Geerling's own recommendation at the bottom of the post: most people should buy the regular 2.5 Gbps Ethernet Expansion Card for $40 and stop there. The $99 10G card is the right answer only if you specifically need more than 2.5 Gbps and specifically do not want an external USB-C dongle. As of the post's publication on 24 June 2026, the 10G card was out of stock.

The five angles that actually matter

1. USB-C is a stack of five buses with overlapping names

The reason the same $99 product can deliver 7 Gbps, 9.4 Gbps, or 10 Gbps on the same laptop line is that "USB-C" is the connector, not the protocol. The protocols on that connector are at least five distinct things: USB 3.2 Gen 2x1 (10 Gbps), USB 3.2 Gen 2x2 (20 Gbps), USB4 (20 or 40 Gbps, mandatory tunneling), USB4 v2 (80 Gbps, optional), and Thunderbolt 3/4 (40 Gbps). The RTL8159's 10 Gbps Ethernet only fits inside the 20 Gbps tier. Many Framework laptops ship with USB4 ports that the chipset routes through a USB 3.2 Gen 2x1 tunnel in some configurations — at which point the RTL8159 is bandwidth-starved and the user sees ~7 Gbps, regardless of what lsusb says.
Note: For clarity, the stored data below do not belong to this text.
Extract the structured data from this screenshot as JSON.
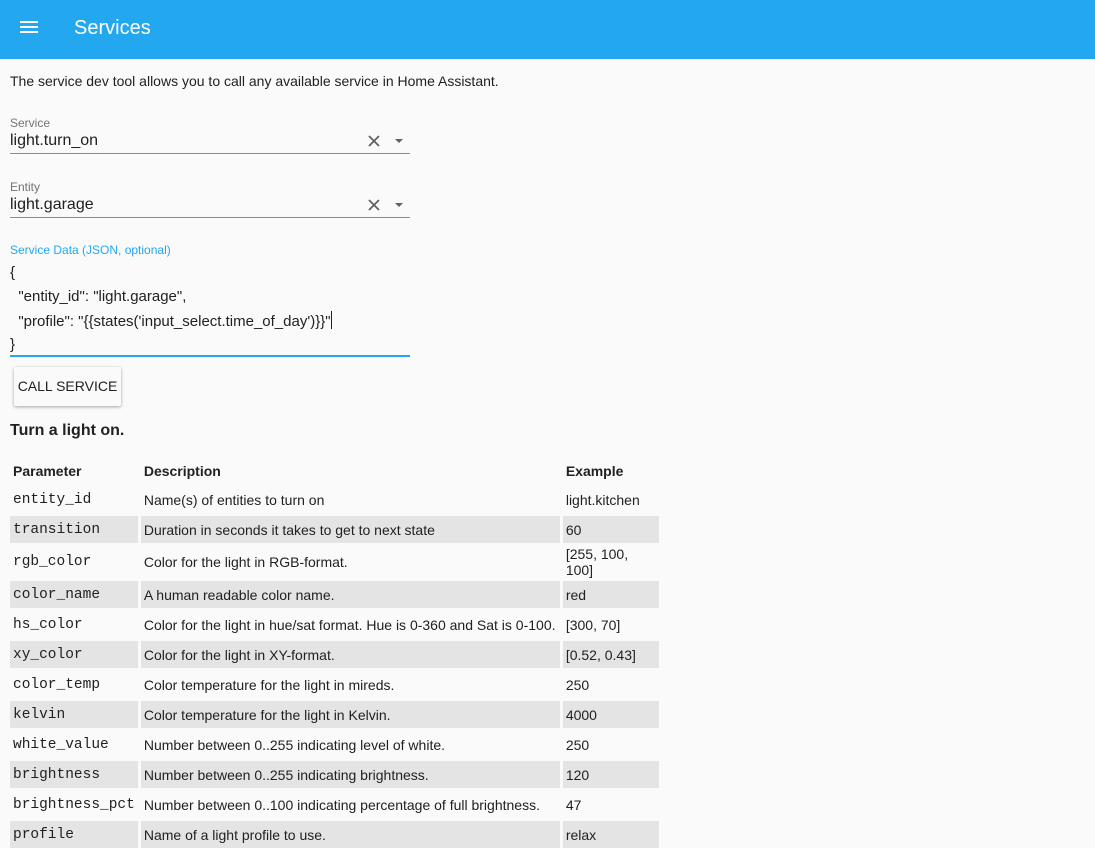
{
  "header": {
    "title": "Services",
    "menu_icon": "hamburger-menu-icon"
  },
  "intro": "The service dev tool allows you to call any available service in Home Assistant.",
  "service_field": {
    "label": "Service",
    "value": "light.turn_on"
  },
  "entity_field": {
    "label": "Entity",
    "value": "light.garage"
  },
  "service_data": {
    "label": "Service Data (JSON, optional)",
    "lines": [
      "{",
      "  \"entity_id\": \"light.garage\",",
      "  \"profile\": \"{{states('input_select.time_of_day')}}\"",
      "}"
    ]
  },
  "call_button": "CALL SERVICE",
  "section_title": "Turn a light on.",
  "table": {
    "headers": [
      "Parameter",
      "Description",
      "Example"
    ],
    "rows": [
      [
        "entity_id",
        "Name(s) of entities to turn on",
        "light.kitchen"
      ],
      [
        "transition",
        "Duration in seconds it takes to get to next state",
        "60"
      ],
      [
        "rgb_color",
        "Color for the light in RGB-format.",
        "[255, 100, 100]"
      ],
      [
        "color_name",
        "A human readable color name.",
        "red"
      ],
      [
        "hs_color",
        "Color for the light in hue/sat format. Hue is 0-360 and Sat is 0-100.",
        "[300, 70]"
      ],
      [
        "xy_color",
        "Color for the light in XY-format.",
        "[0.52, 0.43]"
      ],
      [
        "color_temp",
        "Color temperature for the light in mireds.",
        "250"
      ],
      [
        "kelvin",
        "Color temperature for the light in Kelvin.",
        "4000"
      ],
      [
        "white_value",
        "Number between 0..255 indicating level of white.",
        "250"
      ],
      [
        "brightness",
        "Number between 0..255 indicating brightness.",
        "120"
      ],
      [
        "brightness_pct",
        "Number between 0..100 indicating percentage of full brightness.",
        "47"
      ],
      [
        "profile",
        "Name of a light profile to use.",
        "relax"
      ]
    ]
  },
  "colors": {
    "accent": "#23a7ee",
    "row_shade": "#e4e4e4"
  }
}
This is the same family of measurement disagreement the blog covered with the Google IPv6 vs APNIC numbers earlier this month: two endpoints measuring different things and both correct, and a buyer who cannot tell which measurement applies to their own port.

2. The Realtek driver situation is the real story

Geerling's headline is "USB-C is complex." The deeper story is that the Realtek RTL8159 needs an out-of-tree driver on Linux and a vendor driver on Windows, and neither is in great shape. On Ubuntu 26.04 with the 7.x kernel, the driver did not compile. On Windows 11 with the in-box Microsoft driver, throughput was 7 Gbps. Only Windows with the Realtek driver delivered the 9.4+ Gbps the silicon can do. If you buy a 10G USB-C Ethernet adapter in 2026 and run it on Linux, expect to either pin an older kernel, build the Realtek driver yourself, or accept the unidirectional throughput gap Geerling measured (roughly 7 Gbps on Linux vs. 9.4+ on the vendor driver — about a 25% drop).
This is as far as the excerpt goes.